I’ve screwed up several times. initially, apologizing wasn’t a skill I had. I got into an incredible, damaging argument a few years ago with @amaditalks and we blocked each other on my primary account. I still followed her on my nursing account and eventually I began to feel very guilty and intrusive about following her when she didn’t know who I was. So I brought it up. I apologized. And we are friends. We are good friends. If I had not apologized, my life would be poorer. Amadi has taught me, along with others, how to more skillfully debate. She has reminded me to use inclusive language and given examples of what this is. I was wrong, so wrong in our argument, and while Amadi had forgotten it, I never had. Because I was wrong, and I knew it.

So here I am. In intersectional feminism, I have found a place. I have come to terms with my own gender fluidity. I am out to my husband and online and I will never deny my queerness or gender fluidity in person. I have learned about White privilege, and learned to check it. I have become a better person. I have become a better nurse. I have learned to confront people, first online, and then in person. Thanks to Ngọc Loan Trần, I have a new method of calling out problematic behavior. in their article Calling IN: A Less Disposable Way of Holding Each Other Accountable, I learned a way to call out bullying behavior without crying and shaking. It has made work easier.

I don’t fit inside White feminism’s neat bubble. I’m not going to take extra classes when information is so readily available. I do not need a women’s studies degree to practice feminism. I need my brain and my heart, both of which are currently functioning. I’ve been called “divisive” by White women when I back up women of color, primarily when I back up Black and Muslim women. It’s pretty obvious. I’ve been told that feminism needs to focus on the needs of ALL women instead of subgroups.

White women are a subgroup of feminism. It is true that placing the focus of feminism on subgroups is divisive.
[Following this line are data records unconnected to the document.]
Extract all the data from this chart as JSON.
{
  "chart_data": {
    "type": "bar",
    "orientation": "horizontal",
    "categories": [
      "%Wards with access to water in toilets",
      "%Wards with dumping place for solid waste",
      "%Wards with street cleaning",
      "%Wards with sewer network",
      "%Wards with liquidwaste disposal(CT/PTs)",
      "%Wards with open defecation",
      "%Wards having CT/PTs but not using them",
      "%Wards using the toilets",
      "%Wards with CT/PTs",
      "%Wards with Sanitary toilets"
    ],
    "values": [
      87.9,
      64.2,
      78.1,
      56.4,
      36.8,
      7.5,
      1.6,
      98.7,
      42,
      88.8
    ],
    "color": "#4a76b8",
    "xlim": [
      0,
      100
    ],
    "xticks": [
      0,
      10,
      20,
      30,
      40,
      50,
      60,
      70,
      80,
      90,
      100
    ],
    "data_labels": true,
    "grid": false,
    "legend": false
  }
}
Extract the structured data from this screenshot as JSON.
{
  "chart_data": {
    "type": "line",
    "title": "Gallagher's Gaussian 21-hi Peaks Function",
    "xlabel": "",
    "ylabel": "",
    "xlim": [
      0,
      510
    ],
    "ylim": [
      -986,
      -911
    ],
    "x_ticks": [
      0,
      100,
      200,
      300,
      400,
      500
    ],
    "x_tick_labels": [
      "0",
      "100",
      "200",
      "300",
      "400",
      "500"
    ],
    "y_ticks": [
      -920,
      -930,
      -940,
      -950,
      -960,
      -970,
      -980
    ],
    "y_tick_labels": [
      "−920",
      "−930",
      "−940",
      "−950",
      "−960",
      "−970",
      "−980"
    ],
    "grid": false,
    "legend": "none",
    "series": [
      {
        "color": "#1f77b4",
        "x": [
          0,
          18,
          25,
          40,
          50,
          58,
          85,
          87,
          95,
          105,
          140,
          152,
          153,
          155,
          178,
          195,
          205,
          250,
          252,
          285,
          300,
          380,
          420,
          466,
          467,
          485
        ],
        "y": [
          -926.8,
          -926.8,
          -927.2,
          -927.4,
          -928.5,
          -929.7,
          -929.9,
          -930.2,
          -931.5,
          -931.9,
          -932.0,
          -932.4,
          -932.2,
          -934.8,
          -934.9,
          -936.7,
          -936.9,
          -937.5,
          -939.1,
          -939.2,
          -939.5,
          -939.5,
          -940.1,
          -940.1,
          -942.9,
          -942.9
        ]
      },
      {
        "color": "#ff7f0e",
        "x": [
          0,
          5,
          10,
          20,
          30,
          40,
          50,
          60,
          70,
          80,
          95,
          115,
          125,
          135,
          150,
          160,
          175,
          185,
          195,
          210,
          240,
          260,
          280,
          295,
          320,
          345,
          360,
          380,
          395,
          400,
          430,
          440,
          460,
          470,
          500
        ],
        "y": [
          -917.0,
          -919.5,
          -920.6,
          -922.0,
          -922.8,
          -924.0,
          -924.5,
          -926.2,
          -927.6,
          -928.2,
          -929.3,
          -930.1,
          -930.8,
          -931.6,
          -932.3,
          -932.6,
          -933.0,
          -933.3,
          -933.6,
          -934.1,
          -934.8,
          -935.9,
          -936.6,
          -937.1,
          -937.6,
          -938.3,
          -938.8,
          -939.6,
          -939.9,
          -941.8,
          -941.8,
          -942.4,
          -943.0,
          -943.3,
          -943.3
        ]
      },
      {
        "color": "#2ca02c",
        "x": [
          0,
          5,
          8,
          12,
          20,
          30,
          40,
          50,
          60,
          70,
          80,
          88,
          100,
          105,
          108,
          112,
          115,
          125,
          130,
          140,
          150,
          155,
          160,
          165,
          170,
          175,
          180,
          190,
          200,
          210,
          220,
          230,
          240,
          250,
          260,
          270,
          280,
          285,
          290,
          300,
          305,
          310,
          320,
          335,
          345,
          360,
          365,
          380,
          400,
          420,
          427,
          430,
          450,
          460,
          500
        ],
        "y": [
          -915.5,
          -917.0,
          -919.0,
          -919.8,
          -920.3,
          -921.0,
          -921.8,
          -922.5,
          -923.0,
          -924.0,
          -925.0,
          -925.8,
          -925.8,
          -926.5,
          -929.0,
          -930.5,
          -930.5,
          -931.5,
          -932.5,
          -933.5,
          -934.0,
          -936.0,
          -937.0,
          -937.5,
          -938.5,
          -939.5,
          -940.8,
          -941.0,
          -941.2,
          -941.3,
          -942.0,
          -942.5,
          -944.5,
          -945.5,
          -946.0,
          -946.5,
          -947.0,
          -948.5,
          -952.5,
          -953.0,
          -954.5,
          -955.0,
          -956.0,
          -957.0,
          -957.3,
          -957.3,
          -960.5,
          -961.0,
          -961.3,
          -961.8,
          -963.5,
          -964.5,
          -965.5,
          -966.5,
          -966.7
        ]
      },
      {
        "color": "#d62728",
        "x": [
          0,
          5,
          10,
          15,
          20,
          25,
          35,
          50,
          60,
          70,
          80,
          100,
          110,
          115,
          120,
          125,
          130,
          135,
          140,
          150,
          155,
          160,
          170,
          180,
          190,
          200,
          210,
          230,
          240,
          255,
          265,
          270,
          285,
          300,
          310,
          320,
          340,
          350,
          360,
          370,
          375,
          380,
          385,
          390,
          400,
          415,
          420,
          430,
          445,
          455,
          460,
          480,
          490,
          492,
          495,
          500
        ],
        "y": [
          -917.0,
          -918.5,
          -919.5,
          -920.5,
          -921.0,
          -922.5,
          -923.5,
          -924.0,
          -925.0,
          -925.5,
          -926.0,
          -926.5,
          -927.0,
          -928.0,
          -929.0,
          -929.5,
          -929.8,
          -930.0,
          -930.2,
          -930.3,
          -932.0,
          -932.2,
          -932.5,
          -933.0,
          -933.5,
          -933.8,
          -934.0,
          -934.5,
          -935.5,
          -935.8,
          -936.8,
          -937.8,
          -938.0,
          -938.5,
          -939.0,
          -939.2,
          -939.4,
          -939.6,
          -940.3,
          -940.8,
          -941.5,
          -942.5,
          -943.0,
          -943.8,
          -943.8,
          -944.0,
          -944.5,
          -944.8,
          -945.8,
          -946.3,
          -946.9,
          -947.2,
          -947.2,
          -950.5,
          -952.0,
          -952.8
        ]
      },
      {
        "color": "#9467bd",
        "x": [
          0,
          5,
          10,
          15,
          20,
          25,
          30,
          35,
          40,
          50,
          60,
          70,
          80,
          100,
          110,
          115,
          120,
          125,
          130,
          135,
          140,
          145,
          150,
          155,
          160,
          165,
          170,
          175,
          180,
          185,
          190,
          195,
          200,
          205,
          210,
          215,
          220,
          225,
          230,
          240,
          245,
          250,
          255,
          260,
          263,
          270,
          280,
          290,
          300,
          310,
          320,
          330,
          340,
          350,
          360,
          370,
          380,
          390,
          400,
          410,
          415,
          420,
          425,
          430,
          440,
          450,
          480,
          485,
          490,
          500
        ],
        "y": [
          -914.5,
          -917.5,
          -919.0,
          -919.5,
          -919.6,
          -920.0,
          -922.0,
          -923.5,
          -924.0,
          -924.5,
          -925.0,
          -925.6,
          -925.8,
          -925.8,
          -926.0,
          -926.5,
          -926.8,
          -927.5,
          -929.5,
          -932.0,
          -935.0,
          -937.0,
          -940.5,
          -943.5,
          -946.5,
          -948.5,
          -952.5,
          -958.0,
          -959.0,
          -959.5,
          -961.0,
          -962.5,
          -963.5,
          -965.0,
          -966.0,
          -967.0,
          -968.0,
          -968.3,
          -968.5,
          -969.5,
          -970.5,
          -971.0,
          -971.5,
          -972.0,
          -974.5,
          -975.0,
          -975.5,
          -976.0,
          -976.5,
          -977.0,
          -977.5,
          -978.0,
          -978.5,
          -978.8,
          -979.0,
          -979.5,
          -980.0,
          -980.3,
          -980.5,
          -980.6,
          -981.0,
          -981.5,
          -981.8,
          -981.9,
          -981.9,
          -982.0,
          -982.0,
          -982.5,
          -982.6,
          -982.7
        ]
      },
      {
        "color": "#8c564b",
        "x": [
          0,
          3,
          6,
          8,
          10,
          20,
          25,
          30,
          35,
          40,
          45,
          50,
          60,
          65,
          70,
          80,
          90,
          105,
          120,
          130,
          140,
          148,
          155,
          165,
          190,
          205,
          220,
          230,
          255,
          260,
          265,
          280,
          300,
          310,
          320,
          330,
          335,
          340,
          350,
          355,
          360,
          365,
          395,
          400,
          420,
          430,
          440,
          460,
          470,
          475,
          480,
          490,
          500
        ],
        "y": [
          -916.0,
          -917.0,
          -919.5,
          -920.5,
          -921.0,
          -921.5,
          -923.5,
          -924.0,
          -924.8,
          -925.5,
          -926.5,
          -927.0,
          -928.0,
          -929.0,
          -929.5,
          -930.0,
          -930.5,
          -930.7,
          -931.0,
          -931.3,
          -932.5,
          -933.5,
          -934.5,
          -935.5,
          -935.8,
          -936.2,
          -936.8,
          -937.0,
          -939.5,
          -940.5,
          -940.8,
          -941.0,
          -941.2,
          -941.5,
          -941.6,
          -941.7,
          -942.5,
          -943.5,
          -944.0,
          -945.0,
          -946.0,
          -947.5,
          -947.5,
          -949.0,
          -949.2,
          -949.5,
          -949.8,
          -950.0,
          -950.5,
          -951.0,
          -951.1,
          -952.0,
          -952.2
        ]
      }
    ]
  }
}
This is why White women must learn to stop crying for “unity” (Adele Wilde-Blavatsk) and realize that women of color, trans women, trans men, and others are moving on in unity WITHOUT us.

Am I going to screw up again? ABSOLUTELY. That’s the thing about White privilege, it doesn’t go away because you start recognizing it. You have to actively work to be a better person. You have to actively work to change the world. I doubt I’m going to change many minds with words, but I hope I do so by actions. That is the inspiration behind my @TransDyingYoung project, and my tentative decision to focus my NP on care of the transgender population. This is work, and with work comes mistakes. But I have learned to apologize. I have learned to Google. These are not difficult things to do with practice.

I don’t believe mainstream “White feminism” wants to change. Instead, it will die a painful death by attrition. A few days ago, I tweeted that White feminists are angry because they didn’t come up with intersectionality and make it about white women and I really believe this is true. I have seen White women say “we have to come up with a better term.” This rebranding of intersectionality is nothing short of plagiarism and theft of its founder, Kimberlé Crenshaw. It wasn’t a White woman’s idea. It wasn’t about White, cis gendered women. This is appropriate. This isn’t “bullshit.”

I want to thank so many people, mentioned in this post, and unmentioned, who have let me learn, who have told me when I was wrong, and who have taught me what my White, racist parents never told me: it is okay to be wrong. Apologizing doesn’t make you weak. Learning new things makes you stronger, and we will come through this with a more unified feminism.